Improving ambulance dispatch to time-critical emergencies
Title: Improving ambulance dispatch to time-critical emergencies.
A NHMRC Partnership project between Curtin University and St John Ambulance WA
Professor Judith Finn (PRECRU, Curtin University) is leading an interdisciplinary team of researchers to work together with St John Ambulance WA to improve the accuracy of the dispatch of ambulances.
The project – commenced in July 2014 – received three years of funding under the highly competitive NHMRC Partnership Projects initiative – see
Chief Investigators (CIs):
|CIA: Prof Judith Finn||Curtin University / St John Ambulance WA / Monash University|
|CIC: Prof Daniel Fatovich||Royal Perth Hospital / The University of Western Australia|
|CID: A/Prof Karen Smith||Ambulance Victoria / Monash University|
|CIE: Dr Teresa Williams||Curtin University / St John Ambulance WA|
|CIF: Dr Delia Hendrie||Curtin University|
|CIG: A/Prof Kay O’Halloran||Curtin University|
|CIH: Professor Peter Cameron||Monash University|
|Mr Tony Ahern||St John Ambulance WA|
|Mr Deon Brink||St John Ambulance WA|
|Prof Phillip Della||Curtin University|
|Dr Madoka Inoue||Curtin University|
|Mr Iain Langridge||St John Ambulance WA|
|Mr Craig McKemmish||St John Ambulance WA|
|Mr Austin Whiteside||St John Ambulance WA|
Dr Anne Atkinson
The optimal management of critically ill patients is a continuum of care through the healthcare system; seamlessly extending from the prehospital and emergency department phases to the Intensive Care Unit and rehabilitation services. The prehospital management of critically ill patients begins with the emergency ‘000’ phone call for an ambulance. This is where the first suspicion of a time-critical emergency presents and it is on the basis of this ‘first link in the chain of survival’ that ambulance dispatch priority is determined. However, as asserted at the recent inaugural European Emergency Medical Dispatch conference, “there is a paucity of dispatch research in the published medical literature…and the optimum method of handling calls and dispatching emergency medical resources remains largely unknown”.
This partnership project brings together an interdisciplinary team to work collaboratively with St John Ambulance Service in Western Australia to investigate strategies to improve the accuracy of emergency medical dispatch. All ambulance services in Australia (except ACT) (and many internationally) use the Medical Priority Dispatch System (MPDS). Hence our study findings will be of relevance to emergency medical systems throughout the world.

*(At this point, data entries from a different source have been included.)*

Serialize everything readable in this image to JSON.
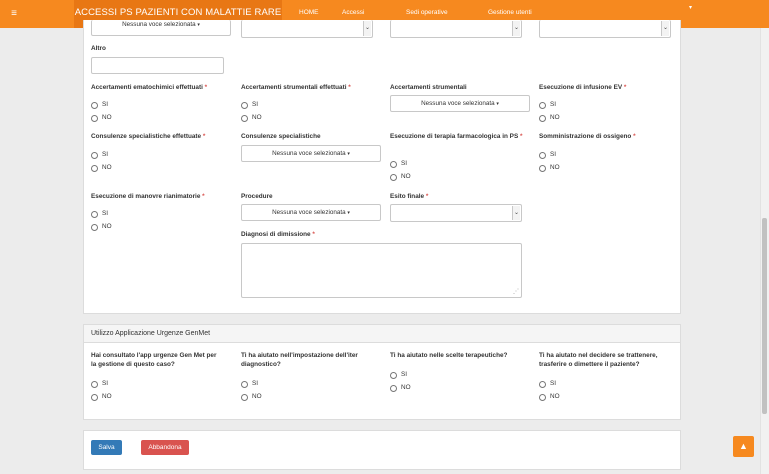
{
  "nav": {
    "menu_icon": "≡",
    "brand": "ACCESSI PS PAZIENTI CON MALATTIE RARE",
    "links": [
      "HOME",
      "Accessi",
      "Sedi operative",
      "Gestione utenti"
    ],
    "user_icon": "▾"
  },
  "form": {
    "top_multiselect": "Nessuna voce selezionata",
    "altro_label": "Altro",
    "q1": "Accertamenti ematochimici effettuati",
    "q2": "Accertamenti strumentali effettuati",
    "q3": "Accertamenti strumentali",
    "q4": "Esecuzione di infusione EV",
    "q5": "Consulenze specialistiche effettuate",
    "q6": "Consulenze specialistiche",
    "q7": "Esecuzione di terapia farmacologica in PS",
    "q8": "Somministrazione di ossigeno",
    "q9": "Esecuzione di manovre rianimatorie",
    "q10": "Procedure",
    "q11": "Esito finale",
    "q12": "Diagnosi di dimissione",
    "ms_none": "Nessuna voce selezionata",
    "required_mark": "*"
  },
  "opts": {
    "si": "SI",
    "no": "NO"
  },
  "genmet": {
    "title": "Utilizzo Applicazione Urgenze GenMet",
    "q1": "Hai consultato l'app urgenze Gen Met per la gestione di questo caso?",
    "q2": "Ti ha aiutato nell'impostazione dell'iter diagnostico?",
    "q3": "Ti ha aiutato nelle scelte terapeutiche?",
    "q4": "Ti ha aiutato nel decidere se trattenere, trasferire o dimettere il paziente?"
  },
  "actions": {
    "save": "Salva",
    "abandon": "Abbandona",
    "save_color": "#337ab7",
    "abandon_color": "#d9534f",
    "accent": "#f6891f"
  },
  "icons": {
    "caret": "▾",
    "select_arrow": "⌄",
    "scroll_top": "▲",
    "resize": "⋰"
  }
}
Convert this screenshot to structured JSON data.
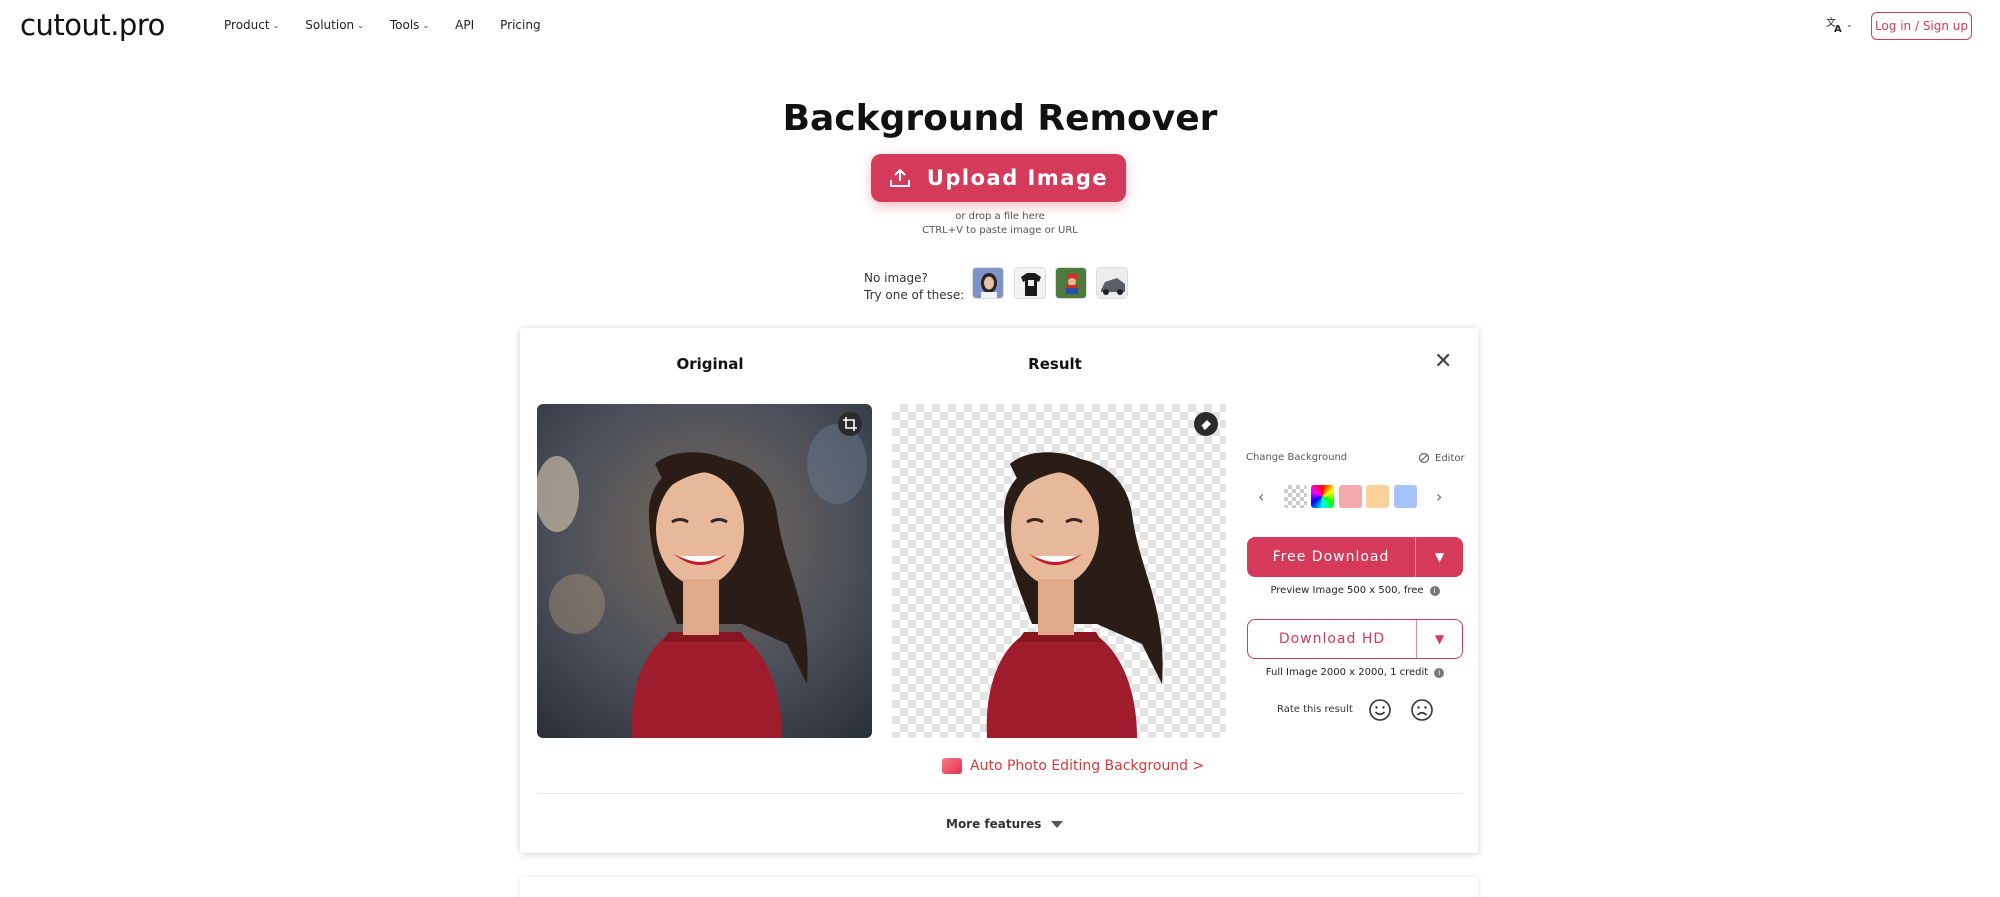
{
  "brand": {
    "logo_text": "cutout.pro"
  },
  "nav": {
    "items": [
      {
        "label": "Product",
        "has_dropdown": true
      },
      {
        "label": "Solution",
        "has_dropdown": true
      },
      {
        "label": "Tools",
        "has_dropdown": true
      },
      {
        "label": "API",
        "has_dropdown": false
      },
      {
        "label": "Pricing",
        "has_dropdown": false
      }
    ],
    "language_icon": "translate-icon",
    "login_label": "Log in / Sign up"
  },
  "hero": {
    "title": "Background Remover",
    "upload_label": "Upload Image",
    "drop_hint": "or drop a file here",
    "paste_hint": "CTRL+V to paste image or URL",
    "no_image": "No image?",
    "try_these": "Try one of these:"
  },
  "workspace": {
    "original_label": "Original",
    "result_label": "Result",
    "change_background_label": "Change Background",
    "editor_label": "Editor",
    "swatches": [
      "transparent",
      "rainbow",
      "#f4a9ad",
      "#fbd29b",
      "#a8c3fb"
    ],
    "free_download_label": "Free Download",
    "preview_info": "Preview Image 500 x 500, free",
    "download_hd_label": "Download HD",
    "full_info": "Full Image 2000 x 2000, 1 credit",
    "rate_label": "Rate this result",
    "auto_edit_label": "Auto Photo Editing Background >",
    "more_features_label": "More features"
  },
  "colors": {
    "accent": "#d63a5a",
    "link": "#d63a3a"
  }
}
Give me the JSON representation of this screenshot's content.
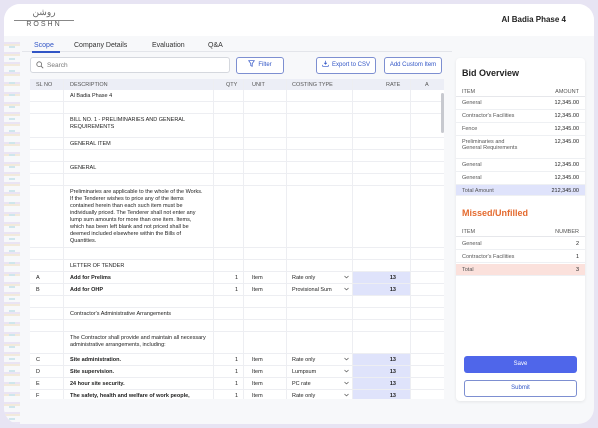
{
  "brand": {
    "logo_arabic": "روشن",
    "logo_english": "ROSHN"
  },
  "header": {
    "project_title": "Al Badia Phase 4"
  },
  "tabs": [
    {
      "label": "Scope",
      "active": true
    },
    {
      "label": "Company Details",
      "active": false
    },
    {
      "label": "Evaluation",
      "active": false
    },
    {
      "label": "Q&A",
      "active": false
    }
  ],
  "toolbar": {
    "search_placeholder": "Search",
    "filter_label": "Filter",
    "export_label": "Export to CSV",
    "add_custom_label": "Add Custom Item"
  },
  "table": {
    "columns": [
      "SL NO",
      "DESCRIPTION",
      "QTY",
      "UNIT",
      "COSTING TYPE",
      "RATE",
      "A"
    ],
    "rows": [
      {
        "sl": "",
        "desc": "Al Badia Phase 4",
        "qty": "",
        "unit": "",
        "cost": "",
        "rate": "",
        "bold": false
      },
      {
        "sl": "",
        "desc": "",
        "qty": "",
        "unit": "",
        "cost": "",
        "rate": "",
        "bold": false
      },
      {
        "sl": "",
        "desc": "BILL NO. 1 - PRELIMINARIES AND GENERAL REQUIREMENTS",
        "qty": "",
        "unit": "",
        "cost": "",
        "rate": "",
        "bold": false
      },
      {
        "sl": "",
        "desc": "GENERAL ITEM",
        "qty": "",
        "unit": "",
        "cost": "",
        "rate": "",
        "bold": false
      },
      {
        "sl": "",
        "desc": "",
        "qty": "",
        "unit": "",
        "cost": "",
        "rate": "",
        "bold": false
      },
      {
        "sl": "",
        "desc": "GENERAL",
        "qty": "",
        "unit": "",
        "cost": "",
        "rate": "",
        "bold": false
      },
      {
        "sl": "",
        "desc": "",
        "qty": "",
        "unit": "",
        "cost": "",
        "rate": "",
        "bold": false
      },
      {
        "sl": "",
        "desc": "Preliminaries are applicable to the whole of the Works. If the Tenderer wishes to price any of the items contained herein than each such item must be individually priced. The Tenderer shall not enter any lump sum amounts for more than one item. Items, which has been left blank and not priced shall be deemed included elsewhere within the Bills of Quantities.",
        "qty": "",
        "unit": "",
        "cost": "",
        "rate": "",
        "bold": false
      },
      {
        "sl": "",
        "desc": "",
        "qty": "",
        "unit": "",
        "cost": "",
        "rate": "",
        "bold": false
      },
      {
        "sl": "",
        "desc": "LETTER OF TENDER",
        "qty": "",
        "unit": "",
        "cost": "",
        "rate": "",
        "bold": false
      },
      {
        "sl": "A",
        "desc": "Add for Prelims",
        "qty": "1",
        "unit": "Item",
        "cost": "Rate only",
        "rate": "13",
        "bold": true
      },
      {
        "sl": "B",
        "desc": "Add for OHP",
        "qty": "1",
        "unit": "Item",
        "cost": "Provisional Sum",
        "rate": "13",
        "bold": true
      },
      {
        "sl": "",
        "desc": "",
        "qty": "",
        "unit": "",
        "cost": "",
        "rate": "",
        "bold": false
      },
      {
        "sl": "",
        "desc": "Contractor's Administrative Arrangements",
        "qty": "",
        "unit": "",
        "cost": "",
        "rate": "",
        "bold": false
      },
      {
        "sl": "",
        "desc": "",
        "qty": "",
        "unit": "",
        "cost": "",
        "rate": "",
        "bold": false
      },
      {
        "sl": "",
        "desc": "The Contractor shall provide and maintain all necessary administrative arrangements, including:",
        "qty": "",
        "unit": "",
        "cost": "",
        "rate": "",
        "bold": false
      },
      {
        "sl": "C",
        "desc": "Site administration.",
        "qty": "1",
        "unit": "Item",
        "cost": "Rate only",
        "rate": "13",
        "bold": true
      },
      {
        "sl": "D",
        "desc": "Site supervision.",
        "qty": "1",
        "unit": "Item",
        "cost": "Lumpsum",
        "rate": "13",
        "bold": true
      },
      {
        "sl": "E",
        "desc": "24 hour site security.",
        "qty": "1",
        "unit": "Item",
        "cost": "PC rate",
        "rate": "13",
        "bold": true
      },
      {
        "sl": "F",
        "desc": "The safety, health and welfare of work people, including provision of safety equipment for the Employer, Engineer and visitors; as required.",
        "qty": "1",
        "unit": "Item",
        "cost": "Rate only",
        "rate": "13",
        "bold": true
      }
    ]
  },
  "bid_overview": {
    "title": "Bid Overview",
    "col_item": "ITEM",
    "col_amount": "AMOUNT",
    "rows": [
      {
        "item": "General",
        "amount": "12,345.00"
      },
      {
        "item": "Contractor's Facilities",
        "amount": "12,345.00"
      },
      {
        "item": "Fence",
        "amount": "12,345.00"
      },
      {
        "item": "Preliminaries and General Requirements",
        "amount": "12,345.00"
      },
      {
        "item": "General",
        "amount": "12,345.00"
      },
      {
        "item": "General",
        "amount": "12,345.00"
      }
    ],
    "total_label": "Total Amount",
    "total_value": "212,345.00",
    "total_bg": "#dfe3fb"
  },
  "missed": {
    "title": "Missed/Unfilled",
    "title_color": "#e46a2e",
    "col_item": "ITEM",
    "col_number": "NUMBER",
    "rows": [
      {
        "item": "General",
        "number": "2"
      },
      {
        "item": "Contractor's Facilities",
        "number": "1"
      }
    ],
    "total_label": "Total",
    "total_value": "3",
    "total_bg": "#fbe1dc"
  },
  "actions": {
    "save_label": "Save",
    "submit_label": "Submit"
  },
  "colors": {
    "accent": "#3155c6",
    "primary_button": "#4f66ea"
  }
}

We will use quantitative and qualitative methods, drawing on unique data sources not readily accessible in any other jurisdictions in Australia, to address questions such as:
- How accurately does the MPDS emergency dispatch system identify time-critical emergency conditions?
- What has been the experience of the end-users of MPDS?
- What characteristics of the communication between call taker / caller can lead to inappropriate dispatch priority?
- What are the EMS demand management implications of over-triage of calls?
- What are the economic and service implications of inappropriate triage of calls?